September 30, 2007|Mike Baker | Associated Press

In a mucky marsh, there was some partly buried wood that faintly resembled the outline of an 80-foot-long boat. There were no other clues, such as the copper-sheathed hull common on seafaring vessels of Lost Colony's time, and none of the three searchers had a scientific background or expertise to conclude much of anything.

Ray was convinced they'd found something. His son, Frank, wasn't as certain.

"There's no boarding ladder here, that's for sure," Frank Ray said. "You start with theory. This is a starting point. You're not convinced until you get proof."

Proof will have to wait for another venture into the swamp. The wildlife service refused to let the group probe the ground, dig for clues, or even take a wood sample for carbon dating. That will require a different permit.

"Anything seems plausible, but we can't be sure until we can do more than just walk in and look," Frank Ray said. Both Rays have split with the Lost Colony Center since their trip into the swamp and are pursuing research on their own.

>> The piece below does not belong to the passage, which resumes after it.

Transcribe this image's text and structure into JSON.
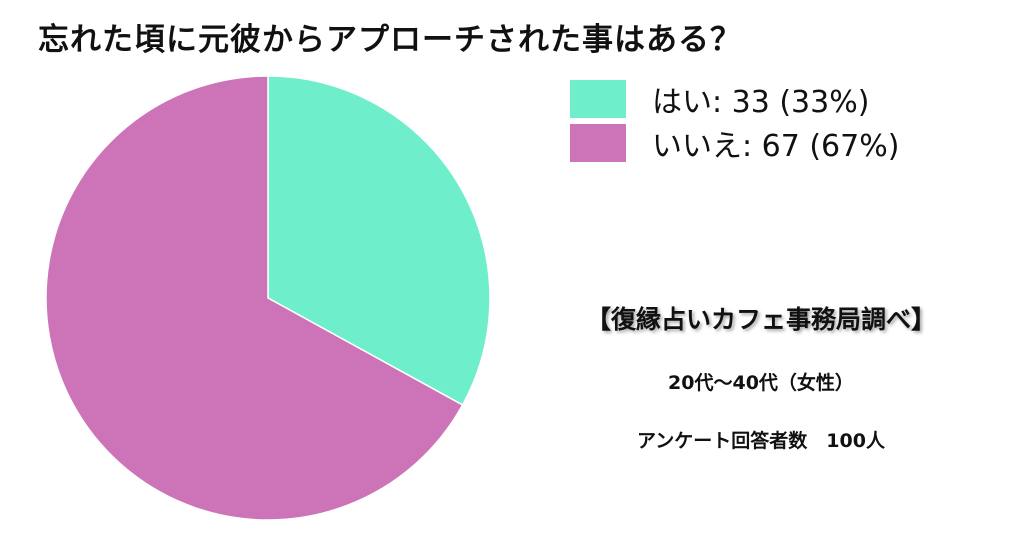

A Ft. Raleigh archaeological dig led by veteran researcher Ivor Noel Hume in the early 1990s turned up the remnants of a scientific workshop -- dating to the abandoned attempt at colonizing Roanoke two years before the Lost Colony -- but didn't uncover the colonists' living area. In 1998, an archaeological dig led by East Carolina University on Hatteras Island turned up a signet ring that may have ties to English colonists.

The First Colony Foundation plans to use ground-penetrating radar to search for artifacts or structures at Roanoke Island. The group also plans to survey the shoreline to determine how it has eroded. Divers have already checked offshore areas, and researchers think Ft. Raleigh's original site may be under water or eroded away altogether. If that's the case, little would remain to prove any theories about the colony's fate.

"Every theory is probably partially true. Every theory is, however, significantly wrong," said Phil Evans, president of the First Colony Foundation. "Everybody wants one answer, but the reality is that you're looking to determine the fate of 117 different individuals."